14 Jahre ist es inzwischen her, dass Stoibers aktive politische Karriere im September 2007 ihr Ende fand. Eine Karriere, die ihm bis heute auch außerhalb der CSU auf jeden Fall in Bayern vielerorts Kultstatus eingebracht hat und die nach seinen eigenen Worten nie geplant war. Ein Grund, dass Stoibers Beliebtheit so hoch ist und er auch in Talkshows immer wieder ein gerngesehener Gast ist, liegt in seinem gerne auch von Kabarettisten imitierten Redestil.

"Meine politische Leidenschaft fällt heute vielleicht noch mehr auf, weil Politik stärker als früher auf rationale Argumente setzt und manchmal die emotionale Ansprache vermissen lässt", sagt Stoiber. Emotionalität dürfe man nicht unterschätzen: "Ich bleibe dabei, in der Politik sind Stimmungen auch Fakten." Zwar sei Politik in erster Linie eine rationale Entscheidung für die Lösung A, B oder C. "Aber da ich Mehrheiten brauche und der Mensch nicht nur aus Verstand besteht, sondern auch aus Emotionen, spielen Emotionen in der Politik natürlich eine große Rolle. Und das wird immer so bleiben."

Bei acht Enkelkindern kommt keine Langeweile auf

Von 1974 bis 2008 war Stoiber Mitglied des Landtags, CSU-Generalsekretär und Staatssekretär unter seinem Mentor Franz Josef Strauß, Innenminister, Leiter der Staatskanzlei und 14 Jahre Ministerpräsident. 2002 war er nach Strauß im Jahr 1980 der zweite Unions-Kanzlerkandidat der CSU und - angesichts des gescheiterten Machtkampfes von Söder im April - auch der bislang letzte.

Über Langeweile kann sich Stoiber weiterhin nicht beklagen, und dies liegt nicht nur an seinen acht Enkelkindern: Die Liste seiner Aktivitäten und Mitgliedschaften ist weiterhin lang und reicht von der Freiwilligen Feuerwehr Wolfratshausen bis zum Aufsichtsrat des Fußball-Rekordmeisters FC Bayern München. Außerdem ist er noch immer Anwalt und bestreitet wegen seiner politischen Karriere TV-Auftritte und Podiumsdiskussionen.
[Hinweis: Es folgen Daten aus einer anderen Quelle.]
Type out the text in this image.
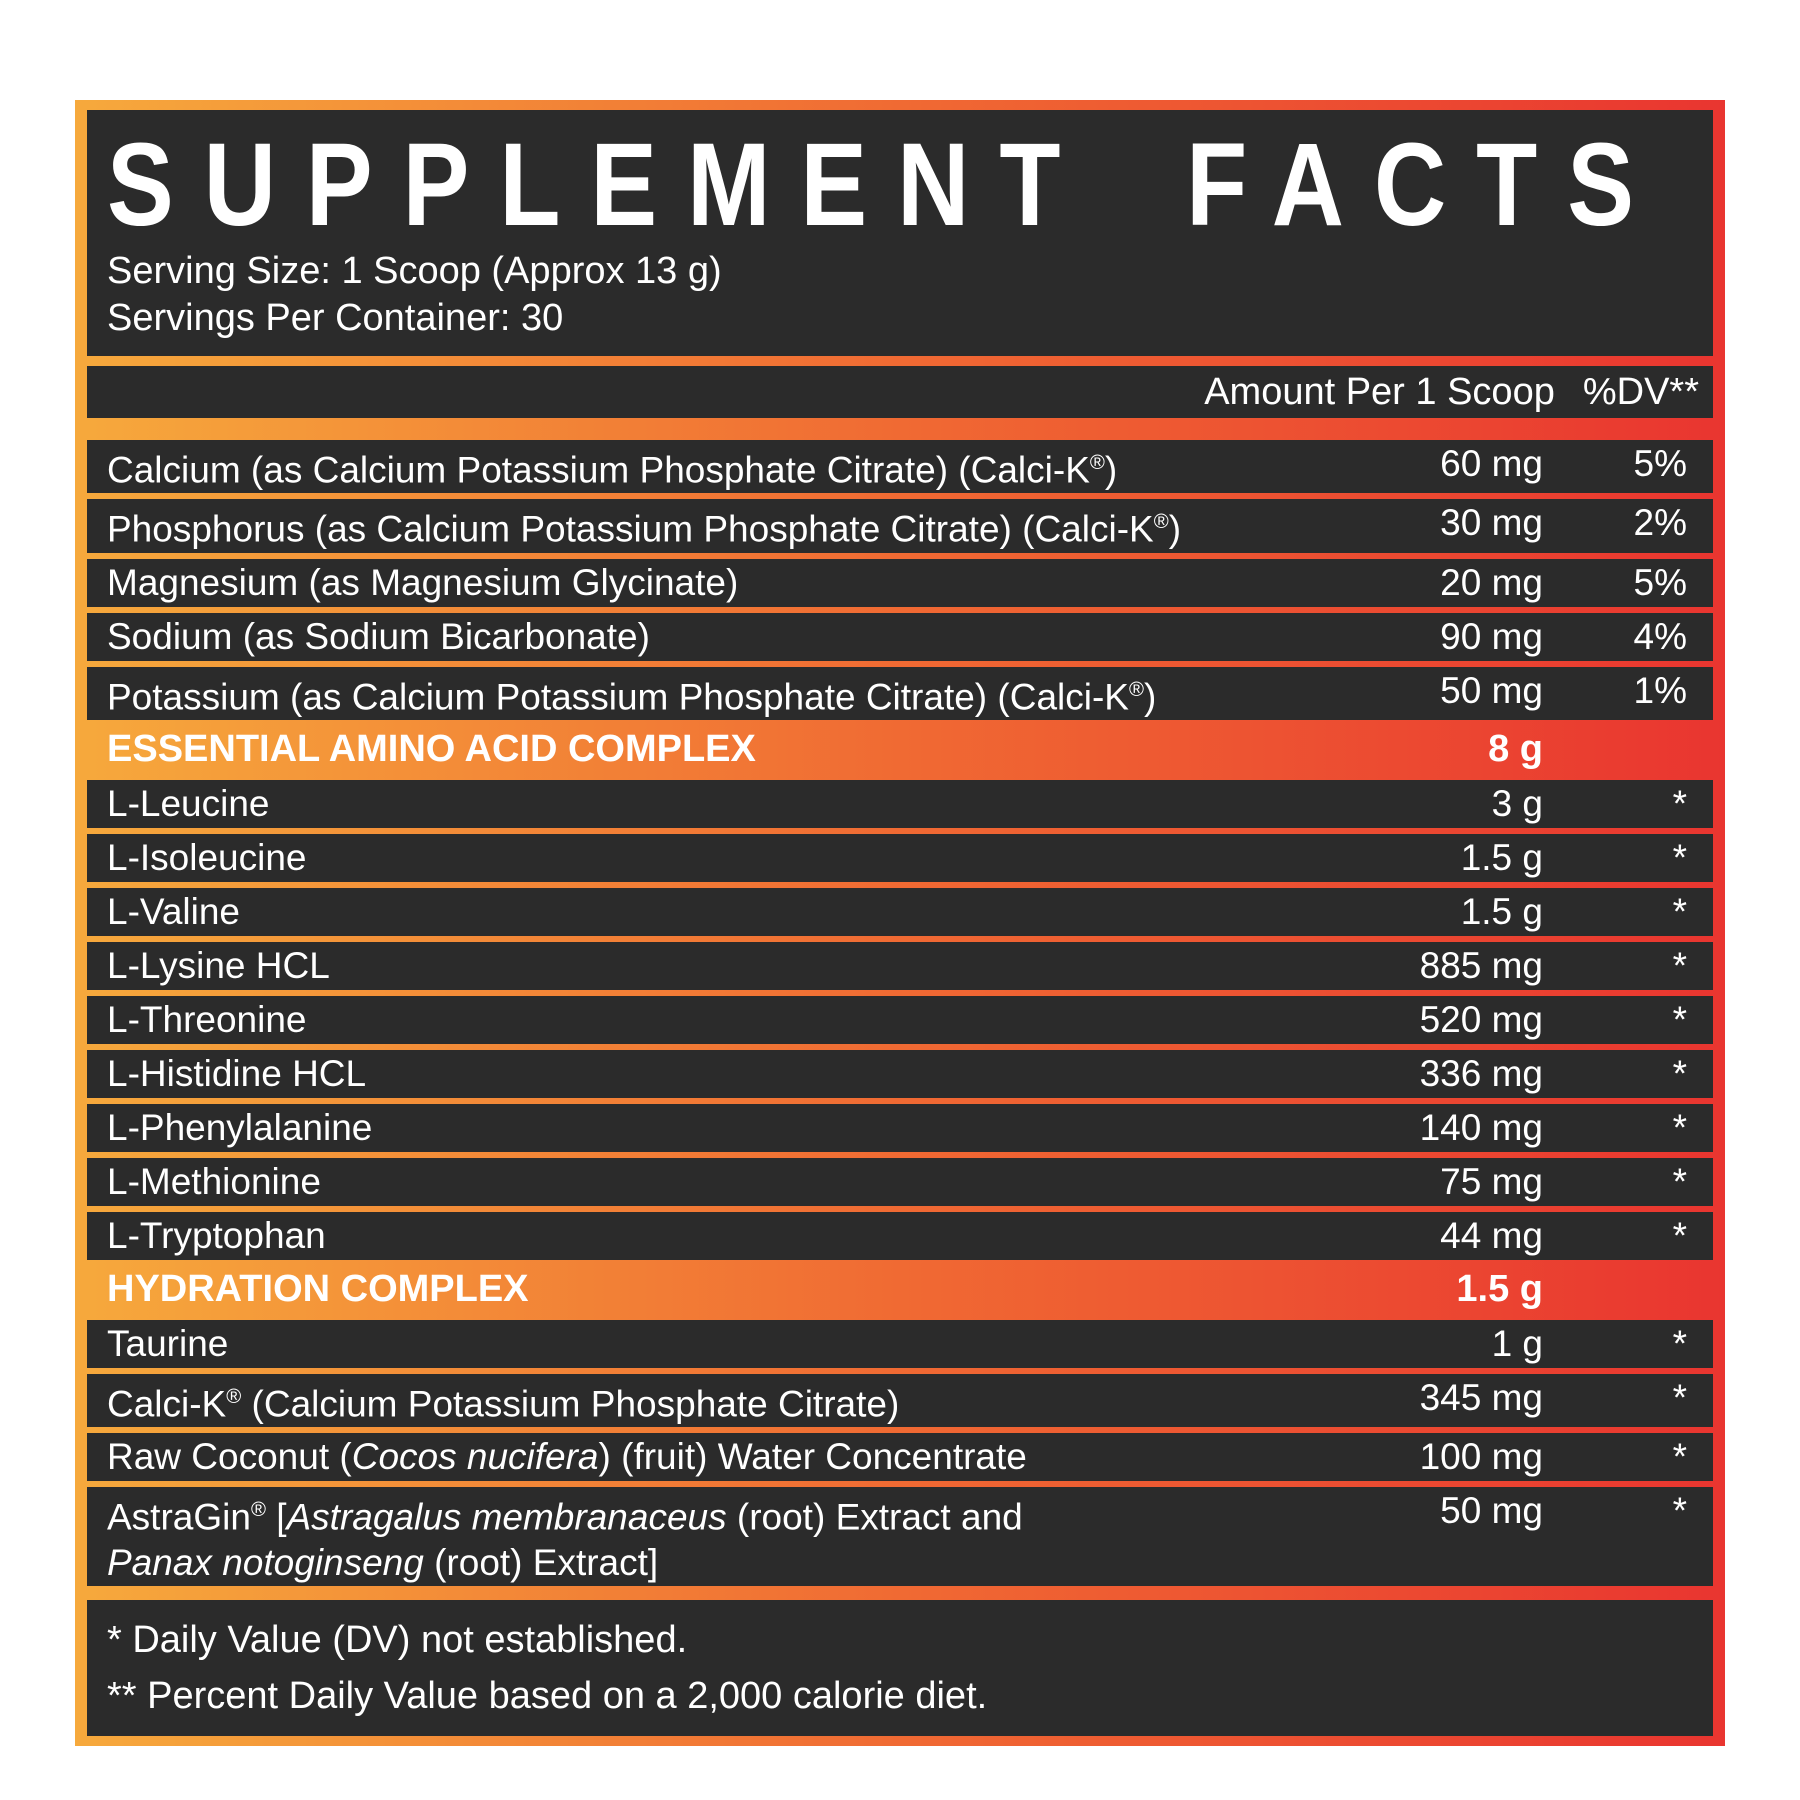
SUPPLEMENT FACTS
Serving Size: 1 Scoop (Approx 13 g)
Servings Per Container: 30
Amount Per 1 Scoop %DV**
Calcium (as Calcium Potassium Phosphate Citrate) (Calci-K®)	60 mg	5%
Phosphorus (as Calcium Potassium Phosphate Citrate) (Calci-K®)	30 mg	2%
Magnesium (as Magnesium Glycinate)	20 mg	5%
Sodium (as Sodium Bicarbonate)	90 mg	4%
Potassium (as Calcium Potassium Phosphate Citrate) (Calci-K®)	50 mg	1%
ESSENTIAL AMINO ACID COMPLEX	8 g
L-Leucine	3 g	*
L-Isoleucine	1.5 g	*
L-Valine	1.5 g	*
L-Lysine HCL	885 mg	*
L-Threonine	520 mg	*
L-Histidine HCL	336 mg	*
L-Phenylalanine	140 mg	*
L-Methionine	75 mg	*
L-Tryptophan	44 mg	*
HYDRATION COMPLEX	1.5 g
Taurine	1 g	*
Calci-K® (Calcium Potassium Phosphate Citrate)	345 mg	*
Raw Coconut (Cocos nucifera) (fruit) Water Concentrate	100 mg	*
AstraGin® [Astragalus membranaceus (root) Extract and
Panax notoginseng (root) Extract]
50 mg	*
* Daily Value (DV) not established.
** Percent Daily Value based on a 2,000 calorie diet.
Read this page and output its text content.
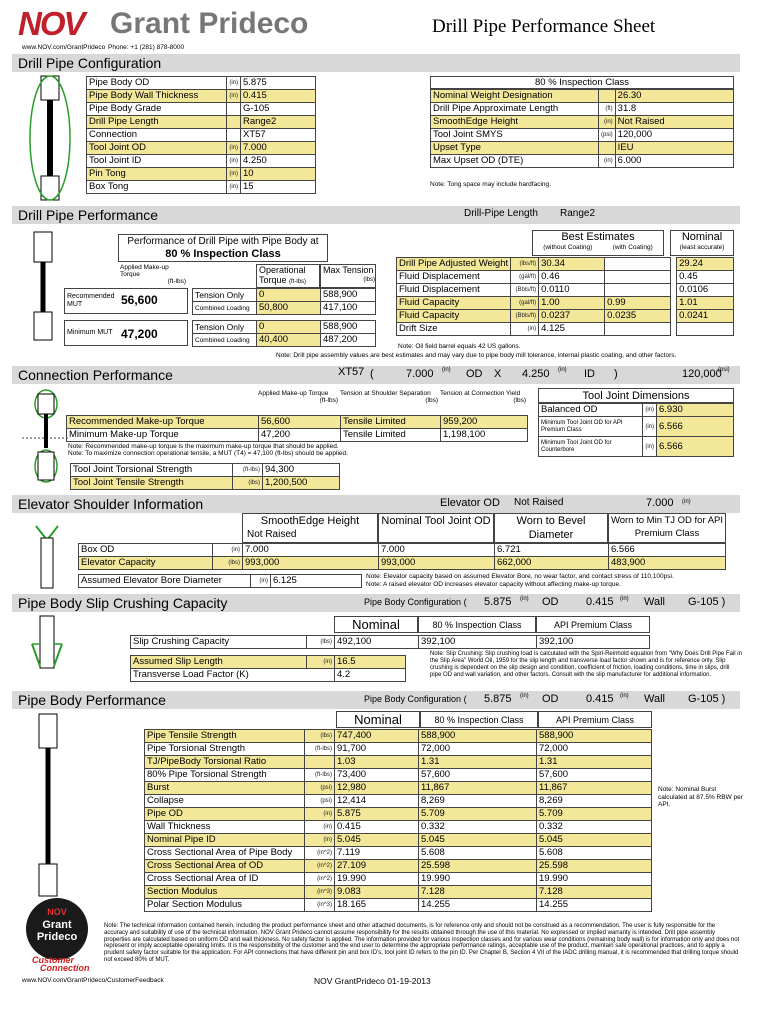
NOV Grant Prideco
www.NOV.com/GrantPrideco Phone: +1 (281) 878-8000
Drill Pipe Performance Sheet
Drill Pipe Configuration
Pipe Body OD	(in)	5.875
Pipe Body Wall Thickness	(in)	0.415
Pipe Body Grade		G-105
Drill Pipe Length		Range2
Connection		XT57
Tool Joint OD	(in)	7.000
Tool Joint ID	(in)	4.250
Pin Tong	(in)	10
Box Tong	(in)	15
80 % Inspection Class
Nominal Weight Designation		26.30
Drill Pipe Approximate Length	(ft)	31.8
SmoothEdge Height	(in)	Not Raised
Tool Joint SMYS	(psi)	120,000
Upset Type		IEU
Max Upset OD (DTE)	(in)	6.000
Note: Tong space may include hardfacing.
Drill Pipe Performance	Drill-Pipe Length Range2
Performance of Drill Pipe with Pipe Body at
80 % Inspection Class
Applied Make-up Torque

(ft-lbs)
Operational Torque (ft-lbs)
Max Tension

(lbs)
Recommended MUT	56,600
Minimum MUT 47,200
Tension Only	0	588,900
Combined Loading	50,800	417,100
Tension Only	0	588,900
Combined Loading	40,400	487,200
Best Estimates
(without Coating)	(with Coating)
Nominal
(least accurate)
Drill Pipe Adjusted Weight	(lbs/ft)	30.34			29.24
Fluid Displacement	(gal/ft)	0.46			0.45
Fluid Displacement	(Bbls/ft)	0.0110			0.0106
Fluid Capacity	(gal/ft)	1.00	0.99		1.01
Fluid Capacity	(Bbls/ft)	0.0237	0.0235		0.0241
Drift Size	(in)	4.125			
Note: Oil field barrel equals 42 US gallons.
Note: Drill pipe assembly values are best estimates and may vary due to pipe body mill tolerance, internal plastic coating, and other factors.
Connection Performance	XT57 (	7.000 (in) OD X 4.250 (in) ID )	120,000
(psi)
Applied Make-up Torque

(ft-lbs)
Tension at Shoulder Separation

(lbs)
Tension at Connection Yield

(lbs)
Recommended Make-up Torque	56,600	Tensile Limited	959,200
Minimum Make-up Torque	47,200	Tensile Limited	1,198,100
Note: Recommended make-up torque is the maximum make-up torque that should be applied.
Note: To maximize connection operational tensile, a MUT (T4) = 47,100 (ft-lbs) should be applied.
Tool Joint Torsional Strength	(ft-lbs)	94,300
Tool Joint Tensile Strength	(lbs)	1,200,500
Tool Joint Dimensions
Balanced OD	(in)	6.930
Minimum Tool Joint OD for API Premium Class	(in)	6.566
Minimum Tool Joint OD for Counterbore	(in)	6.566
Elevator Shoulder Information	Elevator OD Not Raised	7.000 (in)
SmoothEdge Height
Not Raised
Nominal Tool Joint OD	Worn to Bevel Diameter
Worn to Min TJ OD for API Premium Class
Box OD	(in)	7.000	7.000	6.721	6.566
Elevator Capacity	(lbs)	993,000	993,000	662,000	483,900
Assumed Elevator Bore Diameter	(in)	6.125	Note: Elevator capacity based on assumed Elevator Bore, no wear factor, and contact stress of 110,100psi.
Note: A raised elevator OD increases elevator capacity without affecting make-up torque.
Pipe Body Slip Crushing Capacity	Pipe Body Configuration ( 5.875 (in) OD	0.415 (in) Wall G-105 )
Nominal	80 % Inspection Class	API Premium Class
Slip Crushing Capacity	(lbs)	492,100	392,100	392,100
Assumed Slip Length	(in)	16.5
Transverse Load Factor (K)		4.2
Note: Slip Crushing: Slip crushing load is calculated with the Spiri-Reinhold equation from "Why Does Drill Pipe Fail in the Slip Area" World Oil, 1959 for the slip length and transverse load factor shown and is for reference only. Slip crushing is dependent on the slip design and condition, coefficient of friction, loading conditions, time in slips, drill pipe OD and wall variation, and other factors. Consult with the slip manufacturer for additional information.
Pipe Body Performance	Pipe Body Configuration ( 5.875 (in) OD	0.415 (in) Wall G-105 )
Nominal	80 % Inspection Class	API Premium Class
Pipe Tensile Strength	(lbs)	747,400	588,900	588,900
Pipe Torsional Strength	(ft-lbs)	91,700	72,000	72,000
TJ/PipeBody Torsional Ratio		1.03	1.31	1.31
80% Pipe Torsional Strength	(ft-lbs)	73,400	57,600	57,600
Burst	(psi)	12,980	11,867	11,867
Collapse	(psi)	12,414	8,269	8,269
Pipe OD	(in)	5.875	5.709	5.709
Wall Thickness	(in)	0.415	0.332	0.332
Nominal Pipe ID	(in)	5.045	5.045	5.045
Cross Sectional Area of Pipe Body	(in^2)	7.119	5.608	5.608
Cross Sectional Area of OD	(in^2)	27.109	25.598	25.598
Cross Sectional Area of ID	(in^2)	19.990	19.990	19.990
Section Modulus	(in^3)	9.083	7.128	7.128
Polar Section Modulus	(in^3)	18.165	14.255	14.255
Note: Nominal Burst calculated at 87.5% RBW per API.
NOV
Grant
Prideco
Customer
Connection
Note: The technical information contained herein, including the product performance sheet and other attached documents, is for reference only and should not be construed as a recommendation. The user is fully responsible for the accuracy and suitability of use of the technical information. NOV Grant Prideco cannot assume responsibility for the results obtained through the use of this material. No expressed or implied warranty is intended. Drill pipe assembly properties are calculated based on uniform OD and wall thickness. No safety factor is applied. The information provided for various inspection classes and for various wear conditions (remaining body wall) is for information only and does not represent or imply acceptable operating limits. It is the responsibility of the customer and the end user to determine the appropriate performance ratings, acceptable use of the product, maintain safe operational practices, and to apply a prudent safety factor suitable for the application. For API connections that have different pin and box ID's, tool joint ID refers to the pin ID. Per Chapter B, Section 4 VII of the IADC drilling manual, it is recommended that drilling torque should not exceed 80% of MUT.
www.NOV.com/GrantPrideco/CustomerFeedback	NOV GrantPrideco 01-19-2013
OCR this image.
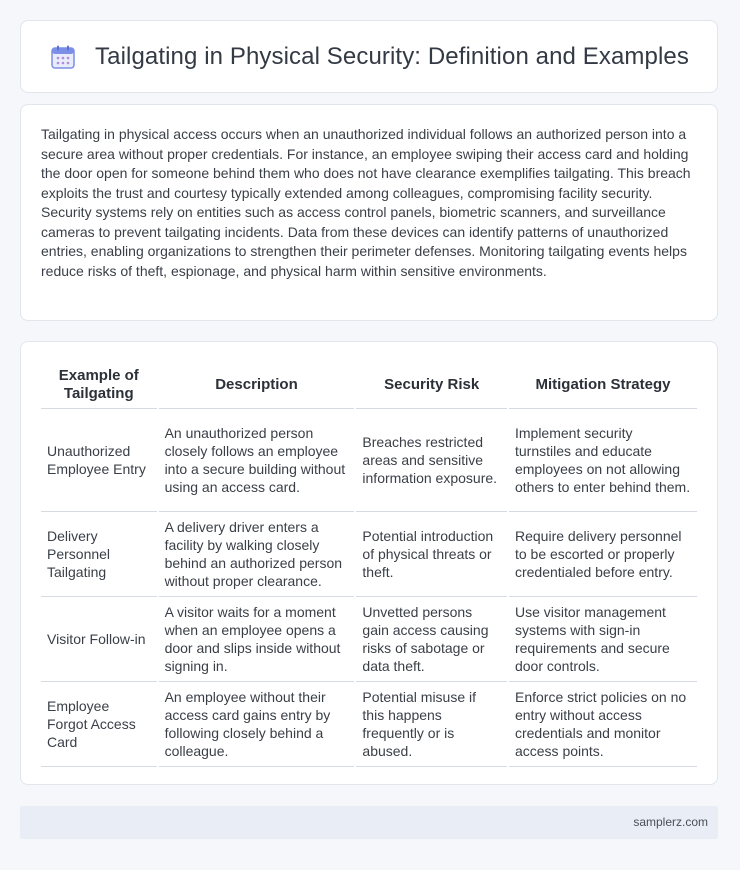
Tailgating in Physical Security: Definition and Examples

Tailgating in physical access occurs when an unauthorized individual follows an authorized person into a secure area without proper credentials. For instance, an employee swiping their access card and holding the door open for someone behind them who does not have clearance exemplifies tailgating. This breach exploits the trust and courtesy typically extended among colleagues, compromising facility security. Security systems rely on entities such as access control panels, biometric scanners, and surveillance cameras to prevent tailgating incidents. Data from these devices can identify patterns of unauthorized entries, enabling organizations to strengthen their perimeter defenses. Monitoring tailgating events helps reduce risks of theft, espionage, and physical harm within sensitive environments.

Example of Tailgating	Description	Security Risk	Mitigation Strategy
Unauthorized Employee Entry	An unauthorized person closely follows an employee into a secure building without using an access card.	Breaches restricted areas and sensitive information exposure.	Implement security turnstiles and educate employees on not allowing others to enter behind them.
Delivery Personnel Tailgating	A delivery driver enters a facility by walking closely behind an authorized person without proper clearance.	Potential introduction of physical threats or theft.	Require delivery personnel to be escorted or properly credentialed before entry.
Visitor Follow-in	A visitor waits for a moment when an employee opens a door and slips inside without signing in.	Unvetted persons gain access causing risks of sabotage or data theft.	Use visitor management systems with sign-in requirements and secure door controls.
Employee Forgot Access Card	An employee without their access card gains entry by following closely behind a colleague.	Potential misuse if this happens frequently or is abused.	Enforce strict policies on no entry without access credentials and monitor access points.
samplerz.com
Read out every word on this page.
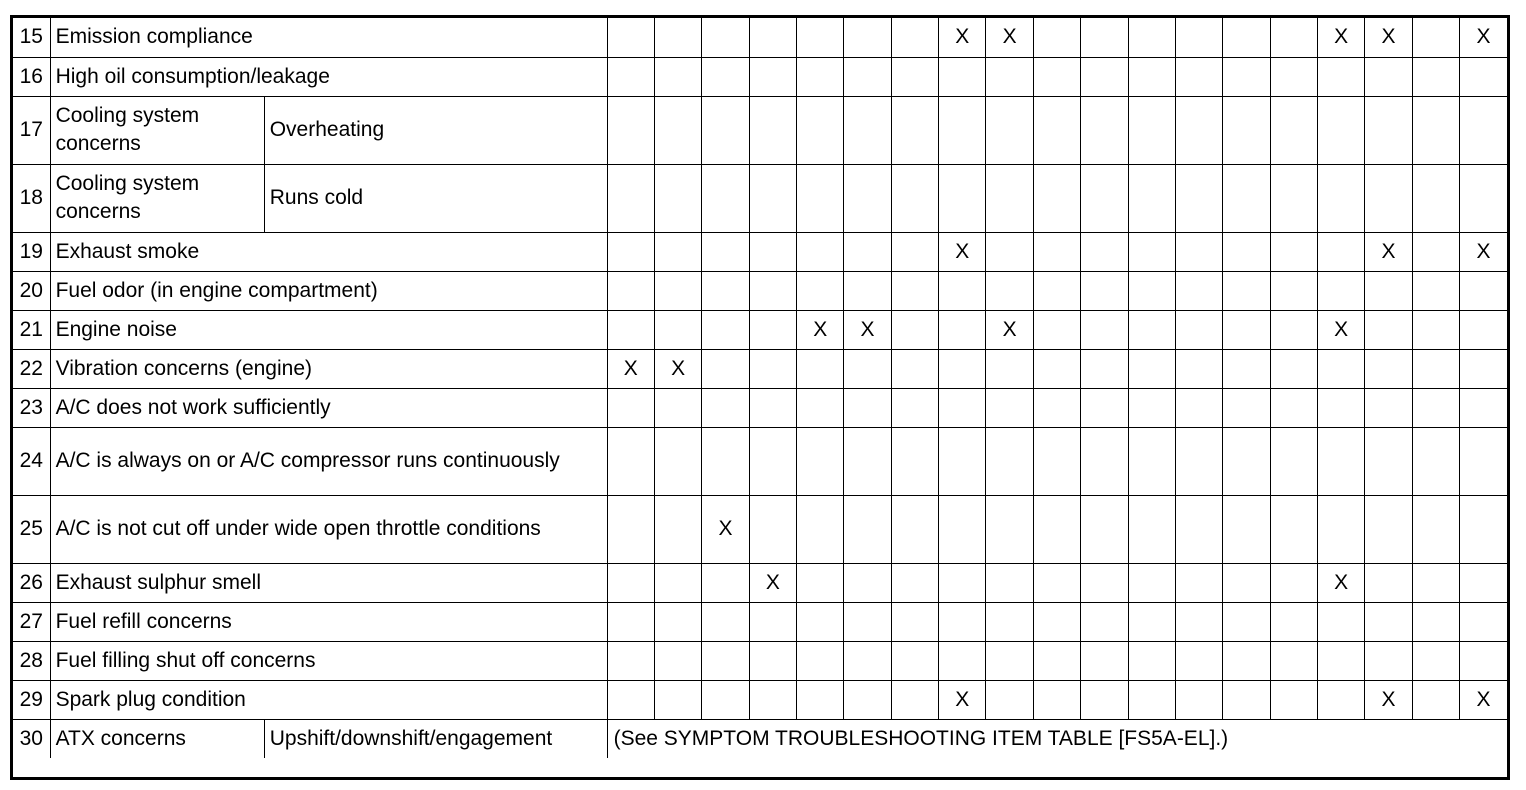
15	Emission compliance									X	X							X	X		X
16	High oil consumption/leakage																				
17	Cooling system concerns	Overheating																			
18	Cooling system concerns	Runs cold																			
19	Exhaust smoke									X									X		X
20	Fuel odor (in engine compartment)																				
21	Engine noise						X	X			X							X			
22	Vibration concerns (engine)		X	X																	
23	A/C does not work sufficiently																				
24	A/C is always on or A/C compressor runs continuously																				
25	A/C is not cut off under wide open throttle conditions				X																
26	Exhaust sulphur smell					X												X			
27	Fuel refill concerns																				
28	Fuel filling shut off concerns																				
29	Spark plug condition									X									X		X
30	ATX concerns	Upshift/downshift/engagement	(See SYMPTOM TROUBLESHOOTING ITEM TABLE [FS5A-EL].)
Wer wie Stoiber seit Jahrzehnten auf zig Hochzeiten aktiv ist, der wird zu seinem 80. Geburtstag auch nicht nur einmal gefeiert. Nach dem Fest am Geburtstag im Kreise seiner Familie stehen unter anderem Empfänge der Staatsregierung, von CDU und CSU (mit Reden beider Parteichefs) auf dem Programm und eine große Feier mit rund "90 Freunden, die mich in meinen Lebensphasen eng begleitet haben. Da kommen Freunde aus Politik, Wirtschaft, Sport, aus dem Fußball. Das gehört halt alles zu meinem Leben", sagt Stoiber.